Con basso livello di C-LDL rischi minori
Il registro italiano AT TARGET-IT dimostra per la prima volta nella pratica clinica una chiara correlazione: più basso è il livello di C-LDL, minore è il rischio di nuovi eventi cardiovascolari, con benefici evidenti già dopo 11 mesi. Infatti, i pazienti che hanno raggiunto l’obiettivo di LDL 55 mg/dL hanno visto una significativa diminuzione del rischio rispetto a quelli che non l’hanno raggiunto e che hanno livelli superiori.
Il beneficio si è dimostrato ancora superiore per chi ha livelli di colesterolo LDL sotto i 43 mg/dL e massimo per chi scende sotto i 23 mg/dL. Questi risultati confermano che abbassare il colesterolo LDL in modo intensivo subito dopo un infarto è sicuro ed efficace con significativi benefici per ridurre il rischio di recidive.
Se i dati dello studio a livello nazionale segnano dei traguardi importanti, le evidenze a livello locale sono ancora più incoraggianti; una notizia importante considerando che in un anno in Piemonte nel ci sono circa 10.000 infarti.
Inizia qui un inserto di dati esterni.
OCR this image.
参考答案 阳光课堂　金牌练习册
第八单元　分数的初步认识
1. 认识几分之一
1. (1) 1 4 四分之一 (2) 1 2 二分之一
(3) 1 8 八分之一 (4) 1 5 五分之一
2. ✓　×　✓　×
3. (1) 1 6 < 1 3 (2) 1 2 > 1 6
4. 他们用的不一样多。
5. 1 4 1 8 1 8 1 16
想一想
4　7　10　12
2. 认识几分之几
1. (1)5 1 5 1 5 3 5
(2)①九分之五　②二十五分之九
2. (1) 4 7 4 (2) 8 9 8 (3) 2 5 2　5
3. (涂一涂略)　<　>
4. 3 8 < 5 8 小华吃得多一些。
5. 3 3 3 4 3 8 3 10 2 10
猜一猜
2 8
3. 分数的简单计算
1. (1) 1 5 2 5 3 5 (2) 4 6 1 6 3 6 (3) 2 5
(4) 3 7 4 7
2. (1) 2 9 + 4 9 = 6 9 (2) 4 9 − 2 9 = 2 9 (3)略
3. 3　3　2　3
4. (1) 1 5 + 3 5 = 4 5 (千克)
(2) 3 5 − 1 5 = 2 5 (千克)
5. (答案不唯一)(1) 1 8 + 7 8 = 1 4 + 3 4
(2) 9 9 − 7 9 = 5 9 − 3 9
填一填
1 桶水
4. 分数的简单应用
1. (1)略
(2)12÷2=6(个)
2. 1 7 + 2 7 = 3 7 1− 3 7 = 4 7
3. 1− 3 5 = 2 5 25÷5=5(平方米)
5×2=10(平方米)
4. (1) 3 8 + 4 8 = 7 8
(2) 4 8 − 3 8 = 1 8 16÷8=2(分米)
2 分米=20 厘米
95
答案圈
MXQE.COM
L'approccio 'colpisci presto e forte'
“Circa il 25% dei pazienti del nostro centro, ovvero circa 120 pazienti all’anno, sono stati trattati con l’approccio colpisci presto e colpisci forte” afferma il Dr. Giuseppe Musumeci, Direttore di Cardiologia presso l’Azienda Ospedaliera Ordine Mauriziano di Torino. “Con l’uso degli anticorpi monoclonali inibitori di PCSK9 in associazione a statine ed ezetimibe, si riesce a portare i pazienti a raggiungere i livelli di LDL target in oltre il 95% dei casi entro i 6 mesi, con una riduzione del colesterolo LDL di oltre il 75% (fino a 30mgdL). Inoltre, nell’ultimo anno, abbiamo osservato una diminuzione significativa dei secondi eventi, con benefici per i pazienti che migliorano la qualità e la durata della vita e con una riduzione dei costi legati ai ricoveri evitati”.
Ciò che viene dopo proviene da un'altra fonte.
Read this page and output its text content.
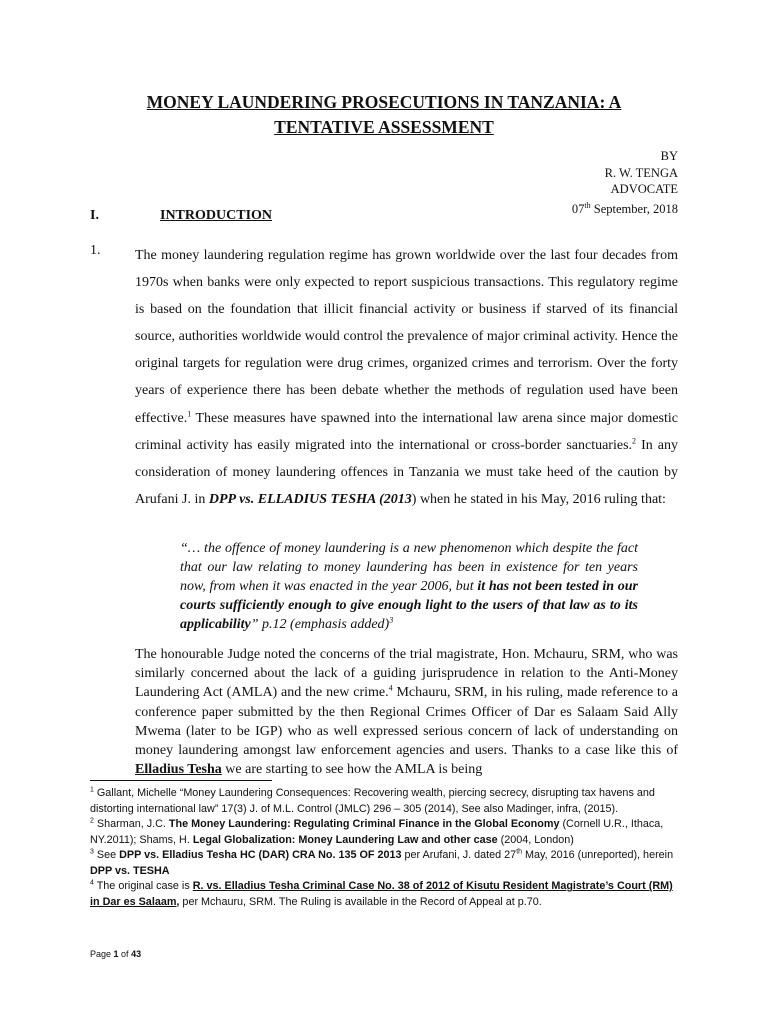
MONEY LAUNDERING PROSECUTIONS IN TANZANIA: A
TENTATIVE ASSESSMENT
BY
R. W. TENGA
ADVOCATE
07th September, 2018
I.	INTRODUCTION
1. The money laundering regulation regime has grown worldwide over the last four decades from 1970s when banks were only expected to report suspicious transactions. This regulatory regime is based on the foundation that illicit financial activity or business if starved of its financial source, authorities worldwide would control the prevalence of major criminal activity. Hence the original targets for regulation were drug crimes, organized crimes and terrorism. Over the forty years of experience there has been debate whether the methods of regulation used have been effective.$^1$ These measures have spawned into the international law arena since major domestic criminal activity has easily migrated into the international or cross-border sanctuaries.$^2$ In any consideration of money laundering offences in Tanzania we must take heed of the caution by Arufani J. in DPP vs. ELLADIUS TESHA (2013) when he stated in his May, 2016 ruling that:
“… the offence of money laundering is a new phenomenon which despite the fact that our law relating to money laundering has been in existence for ten years now, from when it was enacted in the year 2006, but it has not been tested in our courts sufficiently enough to give enough light to the users of that law as to its applicability” p.12 (emphasis added)$^3$
The honourable Judge noted the concerns of the trial magistrate, Hon. Mchauru, SRM, who was similarly concerned about the lack of a guiding jurisprudence in relation to the Anti-Money Laundering Act (AMLA) and the new crime.$^4$ Mchauru, SRM, in his ruling, made reference to a conference paper submitted by the then Regional Crimes Officer of Dar es Salaam Said Ally Mwema (later to be IGP) who as well expressed serious concern of lack of understanding on money laundering amongst law enforcement agencies and users. Thanks to a case like this of Elladius Tesha we are starting to see how the AMLA is being

$^1$ Gallant, Michelle “Money Laundering Consequences: Recovering wealth, piercing secrecy, disrupting tax havens and distorting international law” 17(3) J. of M.L. Control (JMLC) 296 – 305 (2014), See also Madinger, infra, (2015).

$^2$ Sharman, J.C. The Money Laundering: Regulating Criminal Finance in the Global Economy (Cornell U.R., Ithaca, NY.2011); Shams, H. Legal Globalization: Money Laundering Law and other case (2004, London)

$^3$ See DPP vs. Elladius Tesha HC (DAR) CRA No. 135 OF 2013 per Arufani, J. dated 27th May, 2016 (unreported), herein DPP vs. TESHA

$^4$ The original case is R. vs. Elladius Tesha Criminal Case No. 38 of 2012 of Kisutu Resident Magistrate’s Court (RM) in Dar es Salaam, per Mchauru, SRM. The Ruling is available in the Record of Appeal at p.70.

Page 1 of 43
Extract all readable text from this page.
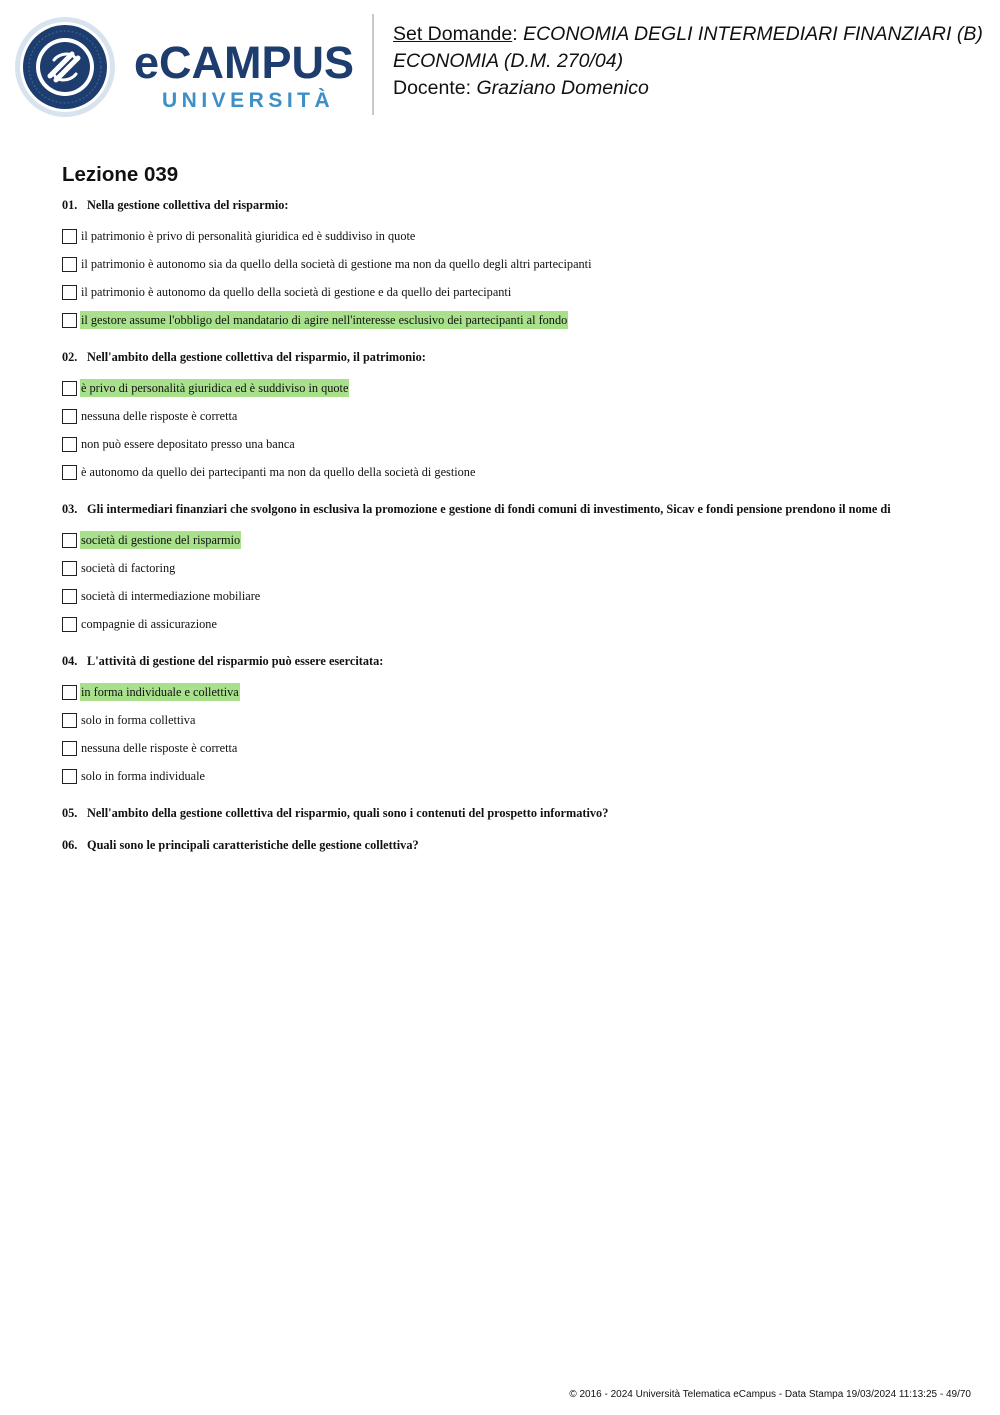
eCAMPUS
UNIVERSITÀ
Set Domande: ECONOMIA DEGLI INTERMEDIARI FINANZIARI (B)
ECONOMIA (D.M. 270/04)
Docente: Graziano Domenico
Lezione 039
01. Nella gestione collettiva del risparmio:
il patrimonio è privo di personalità giuridica ed è suddiviso in quote
il patrimonio è autonomo sia da quello della società di gestione ma non da quello degli altri partecipanti
il patrimonio è autonomo da quello della società di gestione e da quello dei partecipanti
il gestore assume l'obbligo del mandatario di agire nell'interesse esclusivo dei partecipanti al fondo
02. Nell'ambito della gestione collettiva del risparmio, il patrimonio:
è privo di personalità giuridica ed è suddiviso in quote
nessuna delle risposte è corretta
non può essere depositato presso una banca
è autonomo da quello dei partecipanti ma non da quello della società di gestione
03. Gli intermediari finanziari che svolgono in esclusiva la promozione e gestione di fondi comuni di investimento, Sicav e fondi pensione prendono il nome di
società di gestione del risparmio
società di factoring
società di intermediazione mobiliare
compagnie di assicurazione
04. L'attività di gestione del risparmio può essere esercitata:
in forma individuale e collettiva
solo in forma collettiva
nessuna delle risposte è corretta
solo in forma individuale
05. Nell'ambito della gestione collettiva del risparmio, quali sono i contenuti del prospetto informativo?
06. Quali sono le principali caratteristiche delle gestione collettiva?
© 2016 - 2024 Università Telematica eCampus - Data Stampa 19/03/2024 11:13:25 - 49/70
L’efficacia dell’approccio “colpisci presto e colpisci forte” dipende in modo significativo anche dall’aderenza alla terapia. Secondo la letteratura scientifica, solo circa 5 pazienti su 10 (45,9%) a rischio molto alto e 3 su 10 (30,2%) a rischio medio seguono regolarmente una terapia ipolipemizzante tradizionale.
“Un secondo risultato significativo è l’aderenza alla terapia - continua il dr. Giuseppe Musumeci - I dati mostrano un tasso del 97% di aderenza agli anticorpi monoclonali inibitori PCSK9 a 6 mesi. Si tratta di terapie iniettive, e a questa modalità di somministrazione sia il paziente che il medico di medicina generale, attribuiscono molta importanza; pertanto, risulta molto difficile che vengano sospese in modo autonomo. Inoltre, la terapia iniettiva è semplice da somministrare, elementi che confermano i dati di alta aderenza riscontrati nell’esperienza nel nostro centro”.
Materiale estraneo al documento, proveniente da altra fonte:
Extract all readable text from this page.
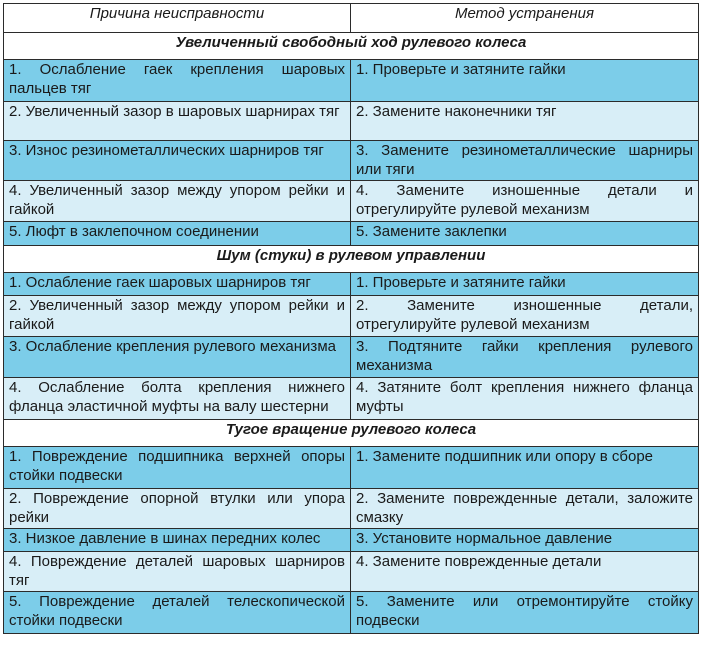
Причина неисправности	Метод устранения
Увеличенный свободный ход рулевого колеса	
1. Ослабление гаек крепления шаровых пальцев тяг	1. Проверьте и затяните гайки
2. Увеличенный зазор в шаровых шарнирах тяг	2. Замените наконечники тяг
3. Износ резинометаллических шарниров тяг	3. Замените резинометаллические шарниры или тяги
4. Увеличенный зазор между упором рейки и гайкой	4. Замените изношенные детали и отрегулируйте рулевой механизм
5. Люфт в заклепочном соединении	5. Замените заклепки
Шум (стуки) в рулевом управлении	
1. Ослабление гаек шаровых шарниров тяг	1. Проверьте и затяните гайки
2. Увеличенный зазор между упором рейки и гайкой	2. Замените изношенные детали, отрегулируйте рулевой механизм
3. Ослабление крепления рулевого механизма	3. Подтяните гайки крепления рулевого механизма
4. Ослабление болта крепления нижнего фланца эластичной муфты на валу шестерни	4. Затяните болт крепления нижнего фланца муфты
Тугое вращение рулевого колеса	
1. Повреждение подшипника верхней опоры стойки подвески	1. Замените подшипник или опору в сборе
2. Повреждение опорной втулки или упора рейки	2. Замените поврежденные детали, заложите смазку
3. Низкое давление в шинах передних колес	3. Установите нормальное давление
4. Повреждение деталей шаровых шарниров тяг	4. Замените поврежденные детали
5. Повреждение деталей телескопической стойки подвески	5. Замените или отремонтируйте стойку подвески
Il ruolo dei pazienti nella prevenzione secondaria
Oltre a mantenere una costante aderenza ai trattamenti, i pazienti possono giocare un ruolo attivo nella loro prevenzione secondaria. Per i pazienti post infarto, è fondamentale che, se i livelli di colesterolo LDL non raggiungono gli obiettivi raccomandati, si consultino con il proprio specialista. Questo permette di ottimizzare la strategia terapeutica e garantire la massima protezione contro futuri eventi cardiovascolari.